Sedangkan tes spasial atau tes gambar, berfungsi mengukur daya logika ruang yang dimiliki seseorang. Tes ini meliputi antara lain tes padanan hubungan gambar, tes seri gambar, tes pengelompokan gambar, tes bayangan gambar dan tes identifikasi gambar.

Pelatihan TPA Penting

TPA Bappenas Soal

TPA Bappenas Soal

TPA Bappenas Soal, Tes Potensi Akademik atau TPA merupakan tes psikologi yang dapat mengungkap apa yang telah dicapai seseorang secara intelektual. Karena mengungkap kualitas intelektual, maka tinggi/rendah-nya nilai TPA sering dihubungkan dengan tinggi/rendah-nya tingkat kecerdasan. TPA sesungguhnya merupakan versi Indonesia dari tes GRE atau Graduate Record Examination. Model, materi, dan bidang yang diuji dalam TPA sebagian besar merujuk kepada GRE.

TPA Bappenas Soal

Fungsi TPA BAPPENAS

TPA merupakan suatu standar tes yang bertujuan untuk mengukur potensi akademik calon mahasiswa dengan membandingkan potensi satu calon mahasiswa dengan mahasiswa lain secara lebih obyektif, baik itu calon mahasiswa S1, S2, dan S3. TPA masuk ke SMNPTN untuk S1 sejak tahun 2009. Bahkan juga, TPA digunakan pada Tes Calon Penerimaan Pegawai Negeri Sipil (CPNS) namun sering dipanggil sebagai psikotest. TPA masuk ke SNMPTN tertulis untuk S1 sejak tahun 2012.

Penyelenggara TPA

TPA biasanya diselenggarakan oleh 1) Program Pascasarjana Universitas tertentu secara independen atau 2) Unit Pelayanan Penyelenggaraan Tes Potensi Akademik (UPP-TPA) Bappenas bekerjasama dengan Program Pascasarjana Universitas tertentu. Untuk itu TPA sering disebut sebagai TPA OTO Bappenas.

Soal TPA Bappenas

Soal TPA Bappenas dibagi dalam 3 subtes, antara lain :

  • Tes verbal berfungsi untuk mengukur kemampuan seseorang di bidang kata dan bahasa. Tes ini meliputi tes sinonim (persamaan kata), tes antonim (lawan kata), tes padanan hubungan kata, dan tes pengelompokan kata.
  • Tes angka berfungsi mengukur kemampuan seseorang di bidang angka, dalam rangka berpikir terstruktur dan logis matematis. Tes ini meliputi tes aritmetik (hitungan), tes seri angka, tes seri huruf, tes logika angka dan tes angka dalam cerita.
  • Tes logika berfungsi mengukur kemampuan seseorang dalam penalaran dan pemecahan persoalan secara logis atau masuk akal. Tes logika ini meliputi tes logika umum, tes analisa pernyataan dan kesimpulan (silogisme), tes logika cerita dan tes logika diagram.

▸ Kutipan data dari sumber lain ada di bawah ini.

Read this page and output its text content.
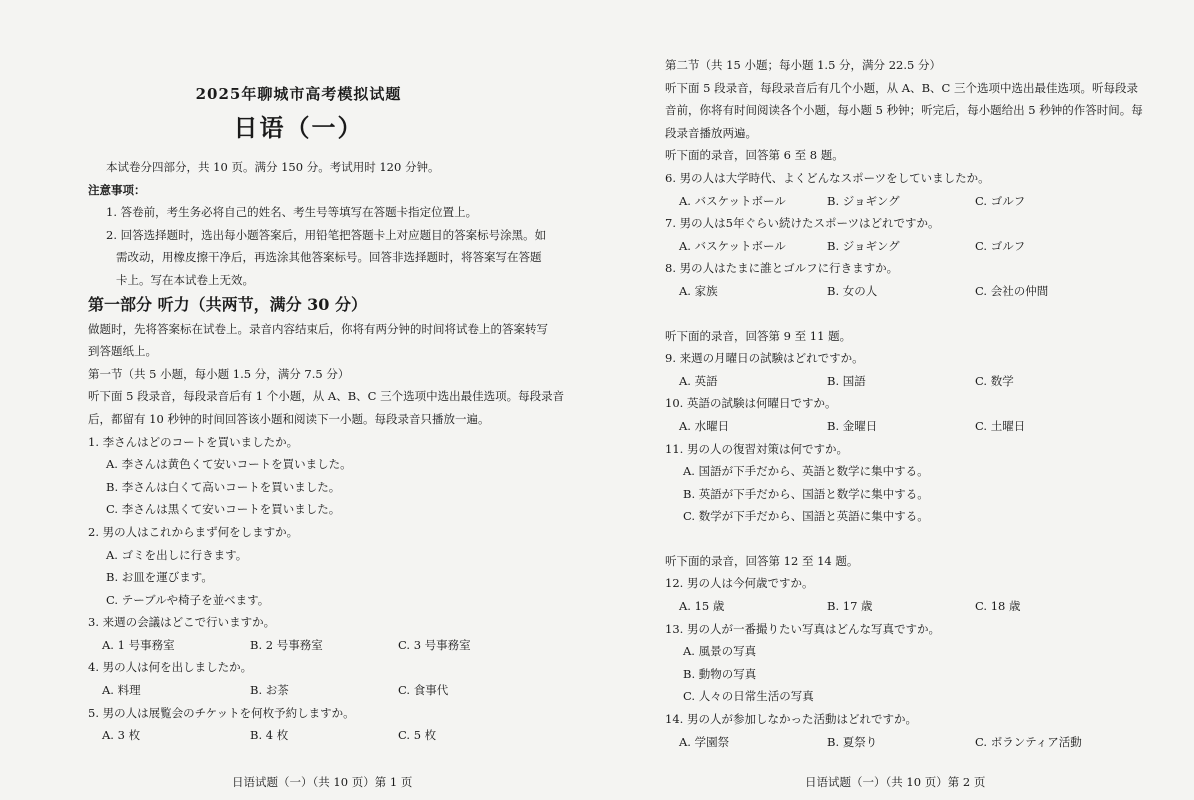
2025年聊城市高考模拟试题
日语（一）
本试卷分四部分，共 10 页。满分 150 分。考试用时 120 分钟。
注意事项：
1. 答卷前，考生务必将自己的姓名、考生号等填写在答题卡指定位置上。
2. 回答选择题时，选出每小题答案后，用铅笔把答题卡上对应题目的答案标号涂黑。如
需改动，用橡皮擦干净后，再选涂其他答案标号。回答非选择题时，将答案写在答题
卡上。写在本试卷上无效。
第一部分 听力（共两节，满分 30 分）
做题时，先将答案标在试卷上。录音内容结束后，你将有两分钟的时间将试卷上的答案转写
到答题纸上。
第一节（共 5 小题，每小题 1.5 分，满分 7.5 分）
听下面 5 段录音，每段录音后有 1 个小题，从 A、B、C 三个选项中选出最佳选项。每段录音
后，都留有 10 秒钟的时间回答该小题和阅读下一小题。每段录音只播放一遍。
1. 李さんはどのコートを買いましたか。
A. 李さんは黄色くて安いコートを買いました。
B. 李さんは白くて高いコートを買いました。
C. 李さんは黒くて安いコートを買いました。
2. 男の人はこれからまず何をしますか。
A. ゴミを出しに行きます。
B. お皿を運びます。
C. テーブルや椅子を並べます。
3. 来週の会議はどこで行いますか。
A. 1 号事務室	B. 2 号事務室	C. 3 号事務室
4. 男の人は何を出しましたか。
A. 料理	B. お茶	C. 食事代
5. 男の人は展覧会のチケットを何枚予約しますか。
A. 3 枚	B. 4 枚	C. 5 枚
日语试题（一）（共 10 页）第 1 页
第二节（共 15 小题；每小题 1.5 分，满分 22.5 分）
听下面 5 段录音，每段录音后有几个小题，从 A、B、C 三个选项中选出最佳选项。听每段录
音前，你将有时间阅读各个小题，每小题 5 秒钟；听完后，每小题给出 5 秒钟的作答时间。每
段录音播放两遍。
听下面的录音，回答第 6 至 8 题。
6. 男の人は大学時代、よくどんなスポーツをしていましたか。
A. バスケットボール	B. ジョギング	C. ゴルフ
7. 男の人は5年ぐらい続けたスポーツはどれですか。
A. バスケットボール	B. ジョギング	C. ゴルフ
8. 男の人はたまに誰とゴルフに行きますか。
A. 家族	B. 女の人	C. 会社の仲間
听下面的录音，回答第 9 至 11 题。
9. 来週の月曜日の試験はどれですか。
A. 英語	B. 国語	C. 数学
10. 英語の試験は何曜日ですか。
A. 水曜日	B. 金曜日	C. 土曜日
11. 男の人の復習対策は何ですか。
A. 国語が下手だから、英語と数学に集中する。
B. 英語が下手だから、国語と数学に集中する。
C. 数学が下手だから、国語と英語に集中する。
听下面的录音，回答第 12 至 14 题。
12. 男の人は今何歳ですか。
A. 15 歳	B. 17 歳	C. 18 歳
13. 男の人が一番撮りたい写真はどんな写真ですか。
A. 風景の写真
B. 動物の写真
C. 人々の日常生活の写真
14. 男の人が参加しなかった活動はどれですか。
A. 学園祭	B. 夏祭り	C. ボランティア活動
日语试题（一）（共 10 页）第 2 页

Soal TPA Bappenas terdiri atas 250 soal dengan waktu pengerjaan 3 jam.

Skor TPA

Nilai akhir skor TPA adalah 200 hingga 800. Masing-masing universitas memiliki syarat nilai TPA berbeda-beda untuk diterima. Untuk S2 dibutuhkan rata-rata minimal skor 450-500. Sedangkan, untuk S3 harus menempuh minimal skor 550-600.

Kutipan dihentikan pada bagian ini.